DBG: I would have been foolish not to take advantage of their intransigence. We needed a viable state to survive. The UN did not give us that.

MPS: A viable state is exactly what we're denying the Palestinians today. It's good that you know what it feels like to be offered an unworkable solution.

DBG: Like I said before, there was a war. Wars are not nice. We planned well. We were organised and united. We won, they lost.

MPS: And let's all wave a fond farewell to three thousand years of Jewish ethics. You've given me nationalism instead, and boy do I feel short changed!

DBG: Are you taking on the job or not?

MPS: If you are serious about a re-write then we need to start by accepting that this document has to be about two peoples, Jews and Palestinians, whose stories are now irreversibly entwined.

DBG: It won't even sound like a Declaration of Independence by the time you are finished with it!

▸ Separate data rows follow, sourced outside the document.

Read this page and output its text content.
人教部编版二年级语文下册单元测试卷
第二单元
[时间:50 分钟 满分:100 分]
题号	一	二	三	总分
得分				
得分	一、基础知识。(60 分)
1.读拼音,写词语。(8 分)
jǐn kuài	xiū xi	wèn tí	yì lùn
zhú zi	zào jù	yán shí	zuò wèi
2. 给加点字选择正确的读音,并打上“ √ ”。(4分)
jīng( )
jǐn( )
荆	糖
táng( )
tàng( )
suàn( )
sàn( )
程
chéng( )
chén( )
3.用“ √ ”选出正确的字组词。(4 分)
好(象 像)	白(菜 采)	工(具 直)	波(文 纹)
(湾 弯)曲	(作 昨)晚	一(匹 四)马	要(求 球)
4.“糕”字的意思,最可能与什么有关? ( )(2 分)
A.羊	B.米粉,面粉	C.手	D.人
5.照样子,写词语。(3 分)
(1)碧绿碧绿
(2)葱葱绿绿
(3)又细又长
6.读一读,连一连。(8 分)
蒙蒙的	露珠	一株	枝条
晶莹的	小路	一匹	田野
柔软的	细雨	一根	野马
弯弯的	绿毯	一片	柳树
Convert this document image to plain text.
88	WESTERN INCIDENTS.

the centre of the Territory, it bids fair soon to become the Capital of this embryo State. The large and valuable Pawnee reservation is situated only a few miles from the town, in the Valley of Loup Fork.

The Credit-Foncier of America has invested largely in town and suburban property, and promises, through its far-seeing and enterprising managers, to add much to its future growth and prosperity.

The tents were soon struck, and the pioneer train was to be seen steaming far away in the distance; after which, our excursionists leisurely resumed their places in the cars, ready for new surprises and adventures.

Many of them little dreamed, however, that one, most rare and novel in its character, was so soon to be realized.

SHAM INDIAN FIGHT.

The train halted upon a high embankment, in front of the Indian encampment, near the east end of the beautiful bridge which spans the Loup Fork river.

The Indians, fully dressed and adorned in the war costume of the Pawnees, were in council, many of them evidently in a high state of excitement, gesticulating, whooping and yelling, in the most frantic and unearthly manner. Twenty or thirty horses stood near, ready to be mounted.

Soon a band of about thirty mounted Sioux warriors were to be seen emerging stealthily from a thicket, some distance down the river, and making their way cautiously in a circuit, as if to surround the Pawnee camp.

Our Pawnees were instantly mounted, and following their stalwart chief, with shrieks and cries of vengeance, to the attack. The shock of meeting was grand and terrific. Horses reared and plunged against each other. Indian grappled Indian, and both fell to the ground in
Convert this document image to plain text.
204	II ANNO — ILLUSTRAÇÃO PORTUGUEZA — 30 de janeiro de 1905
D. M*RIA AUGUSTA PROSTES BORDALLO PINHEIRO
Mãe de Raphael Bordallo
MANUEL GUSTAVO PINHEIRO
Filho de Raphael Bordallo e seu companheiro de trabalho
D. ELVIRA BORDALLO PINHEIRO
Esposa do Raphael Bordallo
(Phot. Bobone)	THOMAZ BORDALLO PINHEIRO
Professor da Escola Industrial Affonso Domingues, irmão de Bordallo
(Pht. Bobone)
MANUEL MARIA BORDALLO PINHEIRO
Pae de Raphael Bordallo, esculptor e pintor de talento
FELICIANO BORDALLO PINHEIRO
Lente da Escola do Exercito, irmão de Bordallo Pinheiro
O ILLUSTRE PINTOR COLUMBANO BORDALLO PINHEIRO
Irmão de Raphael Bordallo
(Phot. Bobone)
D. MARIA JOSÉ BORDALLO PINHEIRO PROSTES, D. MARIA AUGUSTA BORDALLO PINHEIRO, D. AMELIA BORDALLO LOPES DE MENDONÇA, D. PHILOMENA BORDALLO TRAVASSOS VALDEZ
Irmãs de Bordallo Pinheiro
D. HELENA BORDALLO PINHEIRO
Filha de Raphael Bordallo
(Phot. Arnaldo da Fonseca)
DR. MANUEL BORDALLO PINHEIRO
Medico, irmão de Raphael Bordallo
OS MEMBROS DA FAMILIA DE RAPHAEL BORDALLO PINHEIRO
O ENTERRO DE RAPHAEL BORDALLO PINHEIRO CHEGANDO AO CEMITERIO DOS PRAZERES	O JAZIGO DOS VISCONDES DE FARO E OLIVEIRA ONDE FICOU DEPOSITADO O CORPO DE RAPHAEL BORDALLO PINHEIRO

MPS: It will be independence from the old, worn-out paradigm. Past, present and future, the Palestinians and the Jews are now forever bound together. Like it or not, everything about both peoples now intersects through that small strip of land. Our future and theirs, it's all the same story.

DBG: I should have chosen one of those liberal Zionists, they're less challenging than you.

MPS: You tried to write them out of existence in 1948 and Israel has been trying to make them disappear for good ever since. The Palestinians are the inconvenient truth. It's time to tell ourselves the truth.

DBG: I'm going to have to speak to my colleagues. This is all far more than we had discussed. You push too far and too fast for an old man like me.

MPS: Israel is still young but it's time to start growing up. To build and to be built was a terrific slogan but now let's apply it to everyone in the land.

DBG: We'll see! I'm off. Sweet dreams young man.

MPS: Remember what Theodor Herzl said.

DBG: Remind me.

MPS: If you will it, it is no dream.


[And with that @DavidBenGurion hits the share button and tweets the link to the conversation with his 13 million Jewish followers.]